For instance, Made to Stick talks about the "Curse of Knowledge" – the problem of really knowing your stuff, which leads to instinctively dishing out impenetrable jargon to innocent members of the public. To illuminate the "Curse of Knowledge", the Heaths describe an experiment held at Stanford University called tappers and listeners – a psychological test in which someone taps on a table with their fingers to the rhythm of Happy Birthday To You the other person has to guess what the tune is. They almost invariably don’t guess correctly.
The tappers only got their message across 1 time in 40. When a tapper taps she is hearing the song in her head. What a great analogy for the blind side of expertise – when we think we are making sense, but only we are hearing the tune. This is an important lesson when talking to authors about writing for the web.
I arrived at Rethink Mental Illness as a confirmed fan and was very pleased to find that there were also other fervent Heath enthusiasts here. Since finding them I‘ve used a bit of Chip and Dan in just about every report or presentation. We refer to bright spots a lot – this is the philosophy of not asking what's broken and how do I fix it?, but instead what's working and how can we do more of it? – this is from the Heaths’ second book Switch, that actually makes the subject of change management interesting!
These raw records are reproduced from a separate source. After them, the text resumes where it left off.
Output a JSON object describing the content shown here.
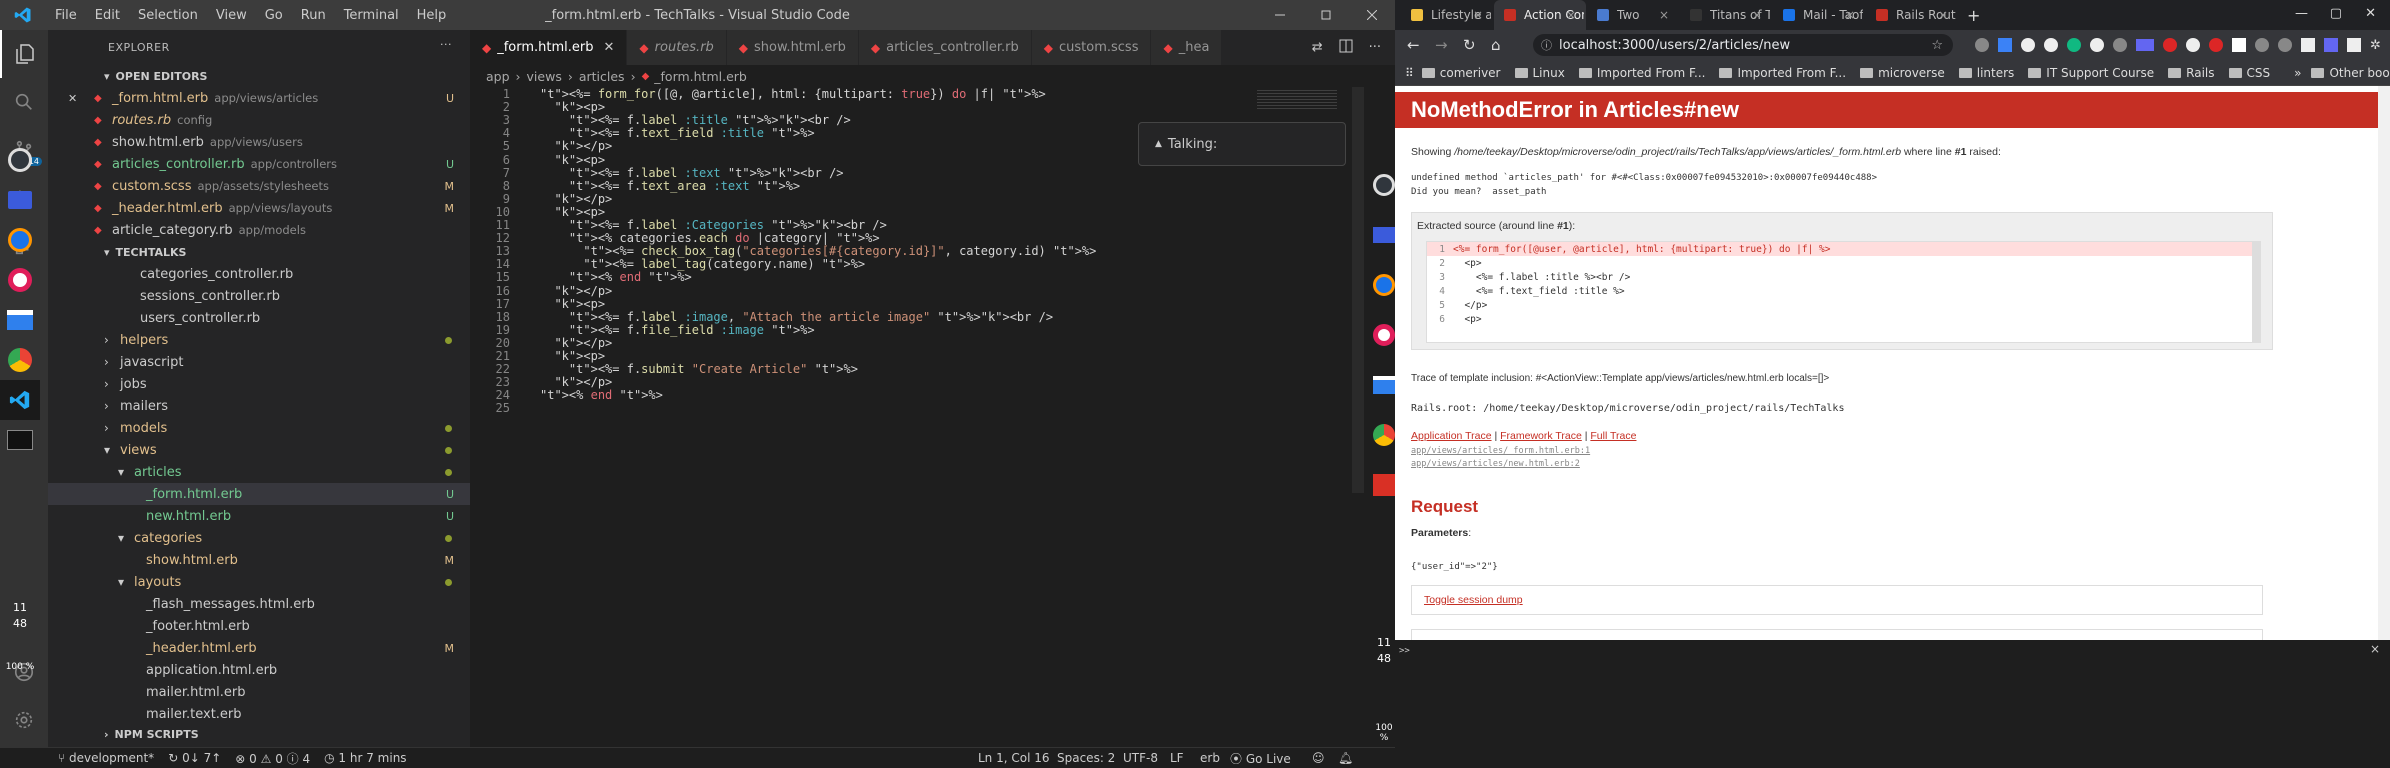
{
  "vscode": {
    "window_title": "_form.html.erb - TechTalks - Visual Studio Code",
    "menu": [
      "File",
      "Edit",
      "Selection",
      "View",
      "Go",
      "Run",
      "Terminal",
      "Help"
    ],
    "explorer_title": "EXPLORER",
    "open_editors_title": "OPEN EDITORS",
    "open_editors": [
      {
        "name": "_form.html.erb",
        "path": "app/views/articles",
        "badge": "U",
        "color": "#e2c08d",
        "close": "✕"
      },
      {
        "name": "routes.rb",
        "path": "config",
        "badge": "",
        "color": "#e2c08d",
        "italic": true
      },
      {
        "name": "show.html.erb",
        "path": "app/views/users",
        "badge": "",
        "color": "#ccc"
      },
      {
        "name": "articles_controller.rb",
        "path": "app/controllers",
        "badge": "U",
        "color": "#73c991"
      },
      {
        "name": "custom.scss",
        "path": "app/assets/stylesheets",
        "badge": "M",
        "color": "#e2c08d"
      },
      {
        "name": "_header.html.erb",
        "path": "app/views/layouts",
        "badge": "M",
        "color": "#e2c08d"
      },
      {
        "name": "article_category.rb",
        "path": "app/models",
        "badge": "",
        "color": "#ccc"
      }
    ],
    "project_title": "TECHTALKS",
    "tree": [
      {
        "name": "categories_controller.rb",
        "indent": 1,
        "kind": "file",
        "color": "#ccc"
      },
      {
        "name": "sessions_controller.rb",
        "indent": 1,
        "kind": "file",
        "color": "#ccc"
      },
      {
        "name": "users_controller.rb",
        "indent": 1,
        "kind": "file",
        "color": "#ccc"
      },
      {
        "name": "helpers",
        "indent": 0,
        "kind": "folder",
        "open": false,
        "dot": true,
        "color": "#e2c08d"
      },
      {
        "name": "javascript",
        "indent": 0,
        "kind": "folder",
        "open": false,
        "color": "#ccc"
      },
      {
        "name": "jobs",
        "indent": 0,
        "kind": "folder",
        "open": false,
        "color": "#ccc"
      },
      {
        "name": "mailers",
        "indent": 0,
        "kind": "folder",
        "open": false,
        "color": "#ccc"
      },
      {
        "name": "models",
        "indent": 0,
        "kind": "folder",
        "open": false,
        "dot": true,
        "color": "#e2c08d"
      },
      {
        "name": "views",
        "indent": 0,
        "kind": "folder",
        "open": true,
        "dot": true,
        "color": "#e2c08d"
      },
      {
        "name": "articles",
        "indent": 1,
        "kind": "folder",
        "open": true,
        "dot": true,
        "color": "#73c991"
      },
      {
        "name": "_form.html.erb",
        "indent": 2,
        "kind": "file",
        "badge": "U",
        "color": "#73c991",
        "selected": true
      },
      {
        "name": "new.html.erb",
        "indent": 2,
        "kind": "file",
        "badge": "U",
        "color": "#73c991"
      },
      {
        "name": "categories",
        "indent": 1,
        "kind": "folder",
        "open": true,
        "dot": true,
        "color": "#e2c08d"
      },
      {
        "name": "show.html.erb",
        "indent": 2,
        "kind": "file",
        "badge": "M",
        "color": "#e2c08d"
      },
      {
        "name": "layouts",
        "indent": 1,
        "kind": "folder",
        "open": true,
        "dot": true,
        "color": "#e2c08d"
      },
      {
        "name": "_flash_messages.html.erb",
        "indent": 2,
        "kind": "file",
        "color": "#ccc"
      },
      {
        "name": "_footer.html.erb",
        "indent": 2,
        "kind": "file",
        "color": "#ccc"
      },
      {
        "name": "_header.html.erb",
        "indent": 2,
        "kind": "file",
        "badge": "M",
        "color": "#e2c08d"
      },
      {
        "name": "application.html.erb",
        "indent": 2,
        "kind": "file",
        "color": "#ccc"
      },
      {
        "name": "mailer.html.erb",
        "indent": 2,
        "kind": "file",
        "color": "#ccc"
      },
      {
        "name": "mailer.text.erb",
        "indent": 2,
        "kind": "file",
        "color": "#ccc"
      }
    ],
    "npm_title": "NPM SCRIPTS",
    "tabs": [
      {
        "label": "_form.html.erb",
        "active": true,
        "close": "✕"
      },
      {
        "label": "routes.rb",
        "active": false
      },
      {
        "label": "show.html.erb",
        "active": false
      },
      {
        "label": "articles_controller.rb",
        "active": false
      },
      {
        "label": "custom.scss",
        "active": false
      },
      {
        "label": "_hea",
        "active": false
      }
    ],
    "breadcrumb": [
      "app",
      "views",
      "articles",
      "_form.html.erb"
    ],
    "talking_label": "Talking:",
    "code_lines": [
      "<%= form_for([@, @article], html: {multipart: true}) do |f| %>",
      "  <p>",
      "    <%= f.label :title %><br />",
      "    <%= f.text_field :title %>",
      "  </p>",
      "  <p>",
      "    <%= f.label :text %><br />",
      "    <%= f.text_area :text %>",
      "  </p>",
      "  <p>",
      "    <%= f.label :Categories %><br />",
      "    <% categories.each do |category| %>",
      "      <%= check_box_tag(\"categories[#{category.id}]\", category.id) %>",
      "      <%= label_tag(category.name) %>",
      "    <% end %>",
      "  </p>",
      "  <p>",
      "    <%= f.label :image, \"Attach the article image\" %><br />",
      "    <%= f.file_field :image %>",
      "  </p>",
      "  <p>",
      "    <%= f.submit \"Create Article\" %>",
      "  </p>",
      "<% end %>",
      ""
    ],
    "status": {
      "branch": "development*",
      "sync": "0↓ 7↑",
      "problems": "0",
      "warnings": "0",
      "info": "4",
      "time": "1 hr 7 mins",
      "position": "Ln 1, Col 16",
      "spaces": "Spaces: 2",
      "encoding": "UTF-8",
      "eol": "LF",
      "lang": "erb",
      "golive": "Go Live"
    },
    "dock_clock": [
      "11",
      "48"
    ],
    "dock_battery": "100 %"
  },
  "chrome": {
    "tabs": [
      {
        "label": "Lifestyle article",
        "color": "#f0c040"
      },
      {
        "label": "Action Controller",
        "color": "#c52f24",
        "active": true
      },
      {
        "label": "Two",
        "color": "#4a7bd0"
      },
      {
        "label": "Titans of Tech T",
        "color": "#333"
      },
      {
        "label": "Mail - Taofeek",
        "color": "#1a73e8"
      },
      {
        "label": "Rails Routing fr",
        "color": "#c52f24"
      }
    ],
    "new_tab": "+",
    "url": "localhost:3000/users/2/articles/new",
    "bookmarks": [
      "comeriver",
      "Linux",
      "Imported From F...",
      "Imported From F...",
      "microverse",
      "linters",
      "IT Support Course",
      "Rails",
      "CSS"
    ],
    "bookmarks_more": "»",
    "other_bookmarks": "Other bookmarks",
    "error_title": "NoMethodError in Articles#new",
    "showing_prefix": "Showing ",
    "showing_path": "/home/teekay/Desktop/microverse/odin_project/rails/TechTalks/app/views/articles/_form.html.erb",
    "showing_mid": " where line ",
    "showing_line": "#1",
    "showing_suffix": " raised:",
    "error_msg1": "undefined method `articles_path' for #<#<Class:0x00007fe094532010>:0x00007fe09440c488>",
    "error_msg2": "Did you mean?  asset_path",
    "extracted_prefix": "Extracted source (around line ",
    "extracted_line": "#1",
    "extracted_suffix": "):",
    "source": [
      {
        "n": "1",
        "code": "<%= form_for([@user, @article], html: {multipart: true}) do |f| %>",
        "hl": true
      },
      {
        "n": "2",
        "code": "  <p>"
      },
      {
        "n": "3",
        "code": "    <%= f.label :title %><br />"
      },
      {
        "n": "4",
        "code": "    <%= f.text_field :title %>"
      },
      {
        "n": "5",
        "code": "  </p>"
      },
      {
        "n": "6",
        "code": "  <p>"
      }
    ],
    "trace_inclusion": "Trace of template inclusion: #<ActionView::Template app/views/articles/new.html.erb locals=[]>",
    "rails_root": "Rails.root: /home/teekay/Desktop/microverse/odin_project/rails/TechTalks",
    "trace_links": [
      "Application Trace",
      "Framework Trace",
      "Full Trace"
    ],
    "trace_sep": " | ",
    "trace_files": [
      "app/views/articles/_form.html.erb:1",
      "app/views/articles/new.html.erb:2"
    ],
    "request_heading": "Request",
    "parameters_label": "Parameters",
    "parameters_suffix": ":",
    "parameters_value": "{\"user_id\"=>\"2\"}",
    "toggle_session": "Toggle session dump",
    "terminal_prompt": ">>",
    "terminal_close": "×"
  }
}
Our anti-stigma Time to Change programme, a partnership between Rethink Mental Illness and Mind, does just this. We focus on positive action, asking people to simply talk more about mental health, rather than berating everyone for using words like “crazy” or trying to fix the remaining hardcore bigots. We now have tens of thousands of pledges from individuals and large organisations.
The secret of the Heaths’ SUCCESs lies not in the mnemonics but the storytelling. They practise what they preach, so even long after putting down Switch I remember the tale of how someone saved a rare Caribbean parrot by single-handedly making it a symbol of St. Lucian national pride, or how a New York Times writer found that her husband and some skateboarding monkeys shared the same fundamental motivation (you’ll have to read the book).
So what have we found is made to stick? The fact physical health is a life-threatening issue for people with mental illness is a plain fact, sadly for us at Rethink Mental Illness it sometimes seems there are more memorably sad stories than bright spots – but hopefully by bringing the issues home, they linger and motivate more people into positive action.